年下敏腕パイロットは想い焦がれた政略妻をこの手で愛して離さない
「いただきます」
奏多君がきちんと手を合わせて頭を下げる。その姿を見て、私も同じように手を合わせ、箸を取った。
サラダは、ハンバーグが濃い味なので、さっぱりと塩コショウとオリーブオイルで和えている。隠し味に少しハーブを入れてみたが、どうだろう――。
気になって、つい彼の方をじっと見つめてしまう。
「そんなに心配しなくても」
視線に気づいたのか、彼がふっと笑う。
はっとして、慌てて視線をそらした。
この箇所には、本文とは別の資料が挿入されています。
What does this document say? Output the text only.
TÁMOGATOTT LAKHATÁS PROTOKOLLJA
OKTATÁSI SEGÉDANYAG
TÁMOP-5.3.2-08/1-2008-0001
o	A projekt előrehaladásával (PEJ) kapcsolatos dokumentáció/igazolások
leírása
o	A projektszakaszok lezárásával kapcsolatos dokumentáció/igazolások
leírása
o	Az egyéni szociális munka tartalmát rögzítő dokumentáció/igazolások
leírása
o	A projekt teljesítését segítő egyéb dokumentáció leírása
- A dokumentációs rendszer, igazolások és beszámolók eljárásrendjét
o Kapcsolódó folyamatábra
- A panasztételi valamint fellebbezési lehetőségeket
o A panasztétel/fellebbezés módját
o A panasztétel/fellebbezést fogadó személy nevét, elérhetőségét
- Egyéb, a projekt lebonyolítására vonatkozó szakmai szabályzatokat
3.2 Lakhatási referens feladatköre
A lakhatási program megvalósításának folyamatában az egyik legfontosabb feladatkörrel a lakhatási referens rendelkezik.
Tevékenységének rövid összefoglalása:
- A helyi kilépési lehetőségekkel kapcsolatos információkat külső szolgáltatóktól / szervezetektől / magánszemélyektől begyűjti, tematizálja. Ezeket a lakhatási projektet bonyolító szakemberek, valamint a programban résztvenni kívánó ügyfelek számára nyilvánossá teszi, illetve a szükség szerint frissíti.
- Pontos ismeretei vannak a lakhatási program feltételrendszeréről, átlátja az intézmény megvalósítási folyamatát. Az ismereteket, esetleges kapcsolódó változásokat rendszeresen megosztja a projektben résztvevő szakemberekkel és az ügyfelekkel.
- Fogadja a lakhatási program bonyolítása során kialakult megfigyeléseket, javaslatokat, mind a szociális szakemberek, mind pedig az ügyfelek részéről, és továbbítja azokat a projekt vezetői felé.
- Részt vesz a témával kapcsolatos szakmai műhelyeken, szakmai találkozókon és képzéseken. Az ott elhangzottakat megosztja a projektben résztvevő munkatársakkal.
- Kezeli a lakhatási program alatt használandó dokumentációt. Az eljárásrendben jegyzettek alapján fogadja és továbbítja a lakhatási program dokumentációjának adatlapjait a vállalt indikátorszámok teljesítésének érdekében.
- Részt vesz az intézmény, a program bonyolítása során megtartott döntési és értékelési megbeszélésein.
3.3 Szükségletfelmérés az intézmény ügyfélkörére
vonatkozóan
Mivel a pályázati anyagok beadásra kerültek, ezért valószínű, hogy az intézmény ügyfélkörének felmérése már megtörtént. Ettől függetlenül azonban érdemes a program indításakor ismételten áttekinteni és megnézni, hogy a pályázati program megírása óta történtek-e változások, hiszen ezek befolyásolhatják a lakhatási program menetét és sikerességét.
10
無意識のうちに、彼の反応を気にしてしまっていたらしい。
そわそわと落ち着かない気持ちのまま、箸を手にした私の耳に、不意に彼の声が届いた。
「ハンバーグの上の目玉焼きってテンション上がるんだよな」
奏多君は半熟の黄身をそっと崩し、それがハンバーグとソースにとろりと絡んでいく。
「わかる!」
思わず大きな声で返事をしてしまい、恥ずかしくなった。
でも、奏多君はくすっと笑うと、大きめに切ったハンバーグに黄身とソースを絡め、器用に口へ運ぶ。